A scalable reinforcement learning approach for screening large peptide libraries for bioactive peptide discovery
作者
Mohit Pandey,Jane Foo,Shabnam Massah,Morgan A. Alford,Hazem Mslati,Gopeshh Subbaraj,Mira Saba,Francesco Gentile,Nada Lallous,Evan F. Haney,Robert E. W. Hancock,Martin Ester,Artem Cherkasov
Abstract Bioactive peptides such as anticancer peptides (ACPs) offer a promising therapeutic alternative to small molecules due to their efficiency and selectivity against tumors and minimal toxicity towards healthy human cells. However, their rational discovery requires navigating a vast chemical space using computationally demanding in silico tools. Herein, we present a computational method enabling cost-efficient exploration of large peptide libraries using reinforcement learning and posterior sampling. Practical application of the developed approach results in identification of membranolytic peptides with therapeutic potential.
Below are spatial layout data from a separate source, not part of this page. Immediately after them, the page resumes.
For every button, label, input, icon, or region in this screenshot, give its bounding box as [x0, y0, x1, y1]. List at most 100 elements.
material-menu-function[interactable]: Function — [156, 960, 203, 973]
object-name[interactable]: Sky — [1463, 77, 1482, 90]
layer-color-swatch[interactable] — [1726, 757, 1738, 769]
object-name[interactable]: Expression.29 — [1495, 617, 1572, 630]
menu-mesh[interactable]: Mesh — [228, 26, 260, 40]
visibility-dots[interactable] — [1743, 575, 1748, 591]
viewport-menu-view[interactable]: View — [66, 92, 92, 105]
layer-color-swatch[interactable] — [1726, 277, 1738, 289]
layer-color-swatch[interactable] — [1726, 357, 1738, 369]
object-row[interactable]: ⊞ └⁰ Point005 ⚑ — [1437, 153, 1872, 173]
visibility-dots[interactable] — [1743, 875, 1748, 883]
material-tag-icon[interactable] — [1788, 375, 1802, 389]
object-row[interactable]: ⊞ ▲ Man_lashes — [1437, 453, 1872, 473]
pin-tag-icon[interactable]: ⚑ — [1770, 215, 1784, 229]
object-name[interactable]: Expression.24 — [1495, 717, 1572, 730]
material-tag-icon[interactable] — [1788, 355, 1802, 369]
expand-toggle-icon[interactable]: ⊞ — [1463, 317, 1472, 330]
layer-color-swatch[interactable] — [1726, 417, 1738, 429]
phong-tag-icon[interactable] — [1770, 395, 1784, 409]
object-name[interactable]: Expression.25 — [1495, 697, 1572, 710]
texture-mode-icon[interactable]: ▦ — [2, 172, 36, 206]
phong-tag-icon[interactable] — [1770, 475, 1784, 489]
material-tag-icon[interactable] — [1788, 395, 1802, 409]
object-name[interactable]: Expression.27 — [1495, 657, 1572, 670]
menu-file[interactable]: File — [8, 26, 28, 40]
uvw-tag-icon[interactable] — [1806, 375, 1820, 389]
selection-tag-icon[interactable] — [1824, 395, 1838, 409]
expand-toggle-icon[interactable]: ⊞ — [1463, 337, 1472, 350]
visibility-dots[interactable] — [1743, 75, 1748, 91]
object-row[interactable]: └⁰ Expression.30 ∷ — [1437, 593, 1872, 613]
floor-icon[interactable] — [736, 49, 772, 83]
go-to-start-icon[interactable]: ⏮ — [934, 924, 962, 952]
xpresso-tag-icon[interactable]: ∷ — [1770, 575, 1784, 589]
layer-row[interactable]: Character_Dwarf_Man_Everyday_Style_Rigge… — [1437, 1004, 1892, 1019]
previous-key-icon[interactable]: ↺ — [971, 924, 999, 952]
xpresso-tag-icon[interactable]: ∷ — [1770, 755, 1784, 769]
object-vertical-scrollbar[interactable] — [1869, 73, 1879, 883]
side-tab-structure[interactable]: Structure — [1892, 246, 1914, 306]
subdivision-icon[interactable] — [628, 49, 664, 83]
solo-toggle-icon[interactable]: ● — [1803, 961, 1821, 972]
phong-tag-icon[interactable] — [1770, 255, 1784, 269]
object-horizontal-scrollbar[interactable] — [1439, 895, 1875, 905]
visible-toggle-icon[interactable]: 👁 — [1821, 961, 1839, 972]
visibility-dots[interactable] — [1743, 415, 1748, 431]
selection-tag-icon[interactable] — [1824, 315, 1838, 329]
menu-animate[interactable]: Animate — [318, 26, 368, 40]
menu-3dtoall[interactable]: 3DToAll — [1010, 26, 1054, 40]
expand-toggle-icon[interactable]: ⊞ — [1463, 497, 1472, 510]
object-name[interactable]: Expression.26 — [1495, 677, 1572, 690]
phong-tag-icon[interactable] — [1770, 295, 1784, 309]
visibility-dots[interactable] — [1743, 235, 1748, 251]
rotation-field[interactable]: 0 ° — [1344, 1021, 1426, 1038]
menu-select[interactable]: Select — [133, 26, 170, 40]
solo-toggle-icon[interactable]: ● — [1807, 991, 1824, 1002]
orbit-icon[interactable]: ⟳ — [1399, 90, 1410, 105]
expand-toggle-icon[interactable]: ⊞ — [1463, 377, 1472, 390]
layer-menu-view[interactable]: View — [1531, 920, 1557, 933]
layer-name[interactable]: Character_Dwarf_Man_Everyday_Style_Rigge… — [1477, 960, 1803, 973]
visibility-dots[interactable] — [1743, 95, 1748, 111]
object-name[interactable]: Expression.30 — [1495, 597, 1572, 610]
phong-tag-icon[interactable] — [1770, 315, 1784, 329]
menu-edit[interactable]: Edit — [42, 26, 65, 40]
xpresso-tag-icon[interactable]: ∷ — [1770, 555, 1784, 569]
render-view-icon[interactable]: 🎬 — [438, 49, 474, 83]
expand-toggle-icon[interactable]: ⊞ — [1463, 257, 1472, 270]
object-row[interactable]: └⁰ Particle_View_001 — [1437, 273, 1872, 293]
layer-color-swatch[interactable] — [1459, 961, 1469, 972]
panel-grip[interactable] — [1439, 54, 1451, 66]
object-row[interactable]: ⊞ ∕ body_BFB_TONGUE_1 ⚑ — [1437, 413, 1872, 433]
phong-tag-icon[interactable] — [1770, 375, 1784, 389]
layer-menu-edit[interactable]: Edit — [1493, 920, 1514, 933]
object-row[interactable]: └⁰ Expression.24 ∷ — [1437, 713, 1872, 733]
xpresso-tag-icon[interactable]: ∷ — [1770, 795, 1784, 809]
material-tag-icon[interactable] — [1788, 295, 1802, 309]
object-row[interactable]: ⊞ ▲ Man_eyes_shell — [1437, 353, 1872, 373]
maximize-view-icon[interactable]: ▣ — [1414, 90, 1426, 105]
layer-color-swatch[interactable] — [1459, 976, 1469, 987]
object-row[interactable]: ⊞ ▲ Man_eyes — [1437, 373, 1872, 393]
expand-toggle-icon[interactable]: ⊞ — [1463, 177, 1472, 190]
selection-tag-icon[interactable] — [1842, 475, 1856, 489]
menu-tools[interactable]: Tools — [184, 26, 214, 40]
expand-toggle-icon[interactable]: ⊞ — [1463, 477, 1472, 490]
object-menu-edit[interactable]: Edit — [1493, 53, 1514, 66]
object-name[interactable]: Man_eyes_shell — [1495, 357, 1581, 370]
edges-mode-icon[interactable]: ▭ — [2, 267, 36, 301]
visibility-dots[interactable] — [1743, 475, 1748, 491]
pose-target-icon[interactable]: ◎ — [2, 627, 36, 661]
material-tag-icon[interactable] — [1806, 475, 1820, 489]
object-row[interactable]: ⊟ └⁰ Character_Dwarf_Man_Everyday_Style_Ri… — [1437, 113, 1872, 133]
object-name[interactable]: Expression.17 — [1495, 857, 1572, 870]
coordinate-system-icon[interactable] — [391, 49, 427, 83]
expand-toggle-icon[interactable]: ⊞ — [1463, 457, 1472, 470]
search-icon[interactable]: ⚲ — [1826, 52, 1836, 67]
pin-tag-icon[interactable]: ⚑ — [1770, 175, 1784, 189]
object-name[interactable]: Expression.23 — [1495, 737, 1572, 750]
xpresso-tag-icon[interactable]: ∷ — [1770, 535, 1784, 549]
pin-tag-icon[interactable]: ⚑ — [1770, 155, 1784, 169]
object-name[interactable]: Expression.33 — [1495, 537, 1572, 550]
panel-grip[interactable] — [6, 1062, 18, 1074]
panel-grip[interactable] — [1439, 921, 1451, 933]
The developed computational method reduces the search space by over 90% compared to exhaustive library screening and enables effective balancing between dataset’s exploration and exploitation. We demonstrate the scalability of this method by screening a focused library of 36 million structurally resolved helical peptides curated from the Protein Data Bank. When screened in in vitro assays, 15 of the top 100 selected candidates exhibit cytotoxic activity against breast cancer cells including drug resistant triple-negative breast cancer, with the three lead compounds further characterizing as non-toxic towards healthy human cells. This study highlights the potential of using deep reinforcement learning to expedite bioactive peptide discovery, offering a promising path for developing new peptide-based cancer therapies.